Continuing to act as a priest, Kolbe was subjected to violent harassment, including beating and lashings, and once had to be smuggled to a prison hospital by friendly inmates. At the end of July 1941, three prisoners disappeared from the camp, prompting SS-Hauptsturmführer Karl Fritzsch, the deputy camp commander, to pick 10 men to be starved to death in an underground bunker to deter further escape attempts. When one of the selected men, Franciszek Gajowniczek, cried out, “My wife! My children!”, Kolbe volunteered to take his place, saying “I want to die for that man”.
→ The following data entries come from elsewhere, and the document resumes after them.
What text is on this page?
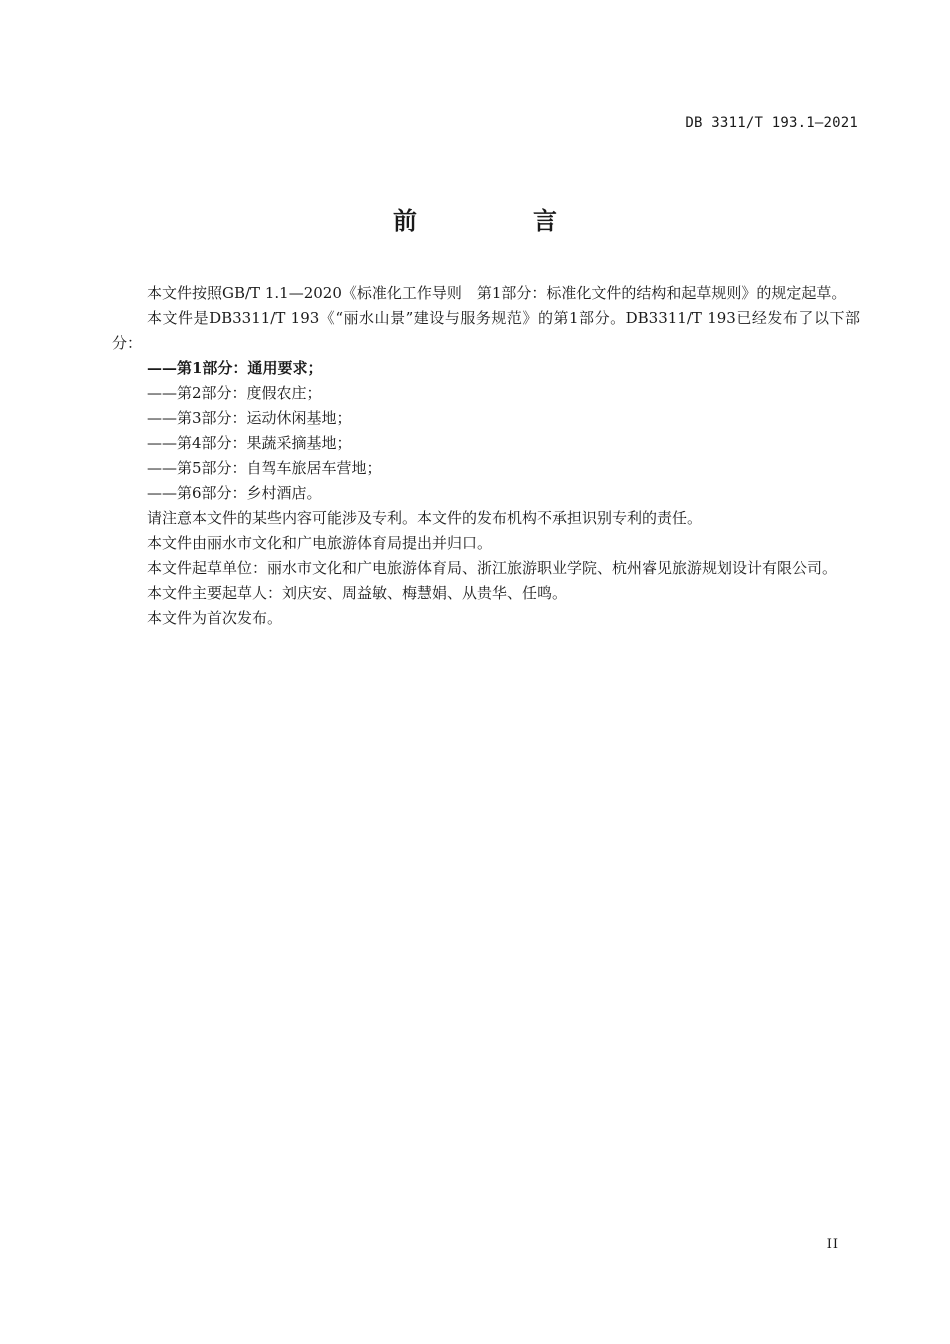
DB 3311/T 193.1—2021
前　言

本文件按照GB/T 1.1—2020《标准化工作导则　第1部分：标准化文件的结构和起草规则》的规定起草。

本文件是DB3311/T 193《“丽水山景”建设与服务规范》的第1部分。DB3311/T 193已经发布了以下部分：

——第1部分：通用要求；

——第2部分：度假农庄；

——第3部分：运动休闲基地；

——第4部分：果蔬采摘基地；

——第5部分：自驾车旅居车营地；

——第6部分：乡村酒店。

请注意本文件的某些内容可能涉及专利。本文件的发布机构不承担识别专利的责任。

本文件由丽水市文化和广电旅游体育局提出并归口。

本文件起草单位：丽水市文化和广电旅游体育局、浙江旅游职业学院、杭州睿见旅游规划设计有限公司。

本文件主要起草人：刘庆安、周益敏、梅慧娟、从贵华、任鸣。

本文件为首次发布。

II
According to an eye witness, an assistant janitor at that time, in his prison cell, Kolbe led the prisoners in prayer to Our Lady. Each time the guards checked on him, he was standing or kneeling in the middle of the cell and looking calmly at those who entered. After two weeks of dehydration and starvation, only Kolbe remained alive. “The guards wanted the bunker emptied, so they gave Kolbe a lethal injection of carbolic acid. Kolbe is said to have raised his left arm and calmly waited for the deadly injection. His remains were cremated on 15 August, the feast day of the Assumption of Mary.